Weekly Report

Below is the weekly report for Sunday, July 28, 2019


REPORT

We ended the week with just over 30 fish, steady if not spectacular. The weather was the biggest talking point of week with hot, humid calm conditions and endless hours of bright blue skies, not ideal fishing conditions and with air temperatures exceeding 25c the water temperature has also jumped from from mid 50s Fahrenheit last weekend up to the late 60's in the second half of this week.

This has slowed the fish down, making them sluggish through the day which makes morning and evenings the best  chance of taking a fish, if you can handle the dreaded midge  which made their presence felt with a vengeance this past week.

On a positive note we have now passed the 2018 catch total and this coming weeks tides are the largest of the summer, and with fish still being seen in the estuary new fish should have no problem moving in.

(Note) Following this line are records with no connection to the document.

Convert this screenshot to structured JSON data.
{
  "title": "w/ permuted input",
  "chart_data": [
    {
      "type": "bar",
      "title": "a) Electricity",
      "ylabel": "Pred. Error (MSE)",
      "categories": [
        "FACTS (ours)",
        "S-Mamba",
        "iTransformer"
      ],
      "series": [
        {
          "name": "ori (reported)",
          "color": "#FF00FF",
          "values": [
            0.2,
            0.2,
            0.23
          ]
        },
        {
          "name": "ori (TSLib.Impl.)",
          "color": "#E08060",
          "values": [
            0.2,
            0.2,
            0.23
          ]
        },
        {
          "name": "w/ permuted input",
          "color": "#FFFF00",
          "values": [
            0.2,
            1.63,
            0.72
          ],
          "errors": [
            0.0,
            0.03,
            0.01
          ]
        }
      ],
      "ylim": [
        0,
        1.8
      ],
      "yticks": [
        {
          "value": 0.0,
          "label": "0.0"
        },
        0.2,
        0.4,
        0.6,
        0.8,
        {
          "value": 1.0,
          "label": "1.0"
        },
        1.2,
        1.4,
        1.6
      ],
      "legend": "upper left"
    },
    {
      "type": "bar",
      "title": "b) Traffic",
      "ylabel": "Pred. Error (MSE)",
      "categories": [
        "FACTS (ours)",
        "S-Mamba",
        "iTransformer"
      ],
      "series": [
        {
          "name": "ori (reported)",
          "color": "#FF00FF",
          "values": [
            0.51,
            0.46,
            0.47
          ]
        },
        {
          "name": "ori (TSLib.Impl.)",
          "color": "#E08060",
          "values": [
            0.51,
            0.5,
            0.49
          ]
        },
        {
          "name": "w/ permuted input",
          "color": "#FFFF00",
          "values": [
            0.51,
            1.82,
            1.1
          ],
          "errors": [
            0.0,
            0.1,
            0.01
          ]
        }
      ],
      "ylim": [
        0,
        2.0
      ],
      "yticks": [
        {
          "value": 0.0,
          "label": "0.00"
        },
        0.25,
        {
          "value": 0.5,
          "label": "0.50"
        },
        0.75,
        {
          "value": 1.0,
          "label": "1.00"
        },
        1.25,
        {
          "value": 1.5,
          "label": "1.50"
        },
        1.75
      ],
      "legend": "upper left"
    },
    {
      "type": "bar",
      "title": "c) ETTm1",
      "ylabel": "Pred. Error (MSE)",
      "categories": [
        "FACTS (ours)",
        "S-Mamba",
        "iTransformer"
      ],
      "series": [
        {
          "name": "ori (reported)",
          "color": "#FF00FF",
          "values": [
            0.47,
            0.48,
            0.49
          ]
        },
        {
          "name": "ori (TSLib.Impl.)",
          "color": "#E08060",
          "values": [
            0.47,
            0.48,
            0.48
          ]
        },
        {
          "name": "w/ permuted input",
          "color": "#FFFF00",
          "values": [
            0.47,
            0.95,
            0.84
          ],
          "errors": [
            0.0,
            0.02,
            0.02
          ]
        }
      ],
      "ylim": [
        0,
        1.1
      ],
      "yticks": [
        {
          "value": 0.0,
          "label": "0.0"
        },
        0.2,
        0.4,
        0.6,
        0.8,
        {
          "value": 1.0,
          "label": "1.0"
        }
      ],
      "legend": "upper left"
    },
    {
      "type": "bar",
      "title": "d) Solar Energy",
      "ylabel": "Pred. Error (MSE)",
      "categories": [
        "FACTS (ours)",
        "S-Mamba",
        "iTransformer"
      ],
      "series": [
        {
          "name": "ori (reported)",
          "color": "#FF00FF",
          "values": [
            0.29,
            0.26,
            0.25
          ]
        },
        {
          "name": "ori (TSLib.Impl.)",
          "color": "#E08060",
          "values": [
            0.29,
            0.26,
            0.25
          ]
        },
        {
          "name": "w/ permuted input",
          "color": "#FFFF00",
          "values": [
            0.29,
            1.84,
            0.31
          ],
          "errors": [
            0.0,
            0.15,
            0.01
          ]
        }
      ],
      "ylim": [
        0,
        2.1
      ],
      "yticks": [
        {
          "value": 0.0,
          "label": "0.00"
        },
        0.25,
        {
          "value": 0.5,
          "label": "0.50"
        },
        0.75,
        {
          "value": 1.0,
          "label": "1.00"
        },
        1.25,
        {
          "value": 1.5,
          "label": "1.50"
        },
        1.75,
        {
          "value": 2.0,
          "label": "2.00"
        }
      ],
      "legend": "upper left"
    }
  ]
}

All we need is some sensible weather and temperatures, the coming week looks a little cooler with then prediction in the mid to late teens.

 

Nature notes.

 

This week we take a look at our furry little river bank friend the otter.

 

There are 13 species of otter around the planet with the Thurso home to a healthy population of eurasian otters

Otters can be found up and down the entire length of the Thurso catchment, while they can be quite secretive much like deer early mornings and evenings provide us the best opportunity to catch a glimpse of this elusive semi Aquatic mammal.

 

Otters require good clean water quality so having otters on the river is a good sign as many parts of the UK and Europe have seen a steady decline over the last 50 years.

While otters will eat salmon, and most seasons we find the remains from an otter kill,  eels,small fish and fresh water mussels make up the vast majority of their diet, but dont be surprised to see otters on land eating frogs and looking for ground nesting birds as they are very opportunistic feeders.

Otters can be very territorial and apart from breeding times or mothering their pups they live  a relatively solitary life.

Otter dens can be hard to see  unless you find the signs on the river bank like marking of their territory using faeces, as most entry points are specifically well hidden.

While otters use predominantly sight and touch to feed they also have an excellent sense of smell,  they are regarded as shy creatures but will often approach anglers through curiosity, just be careful not to accidentally hook one!!! It has been known to happen.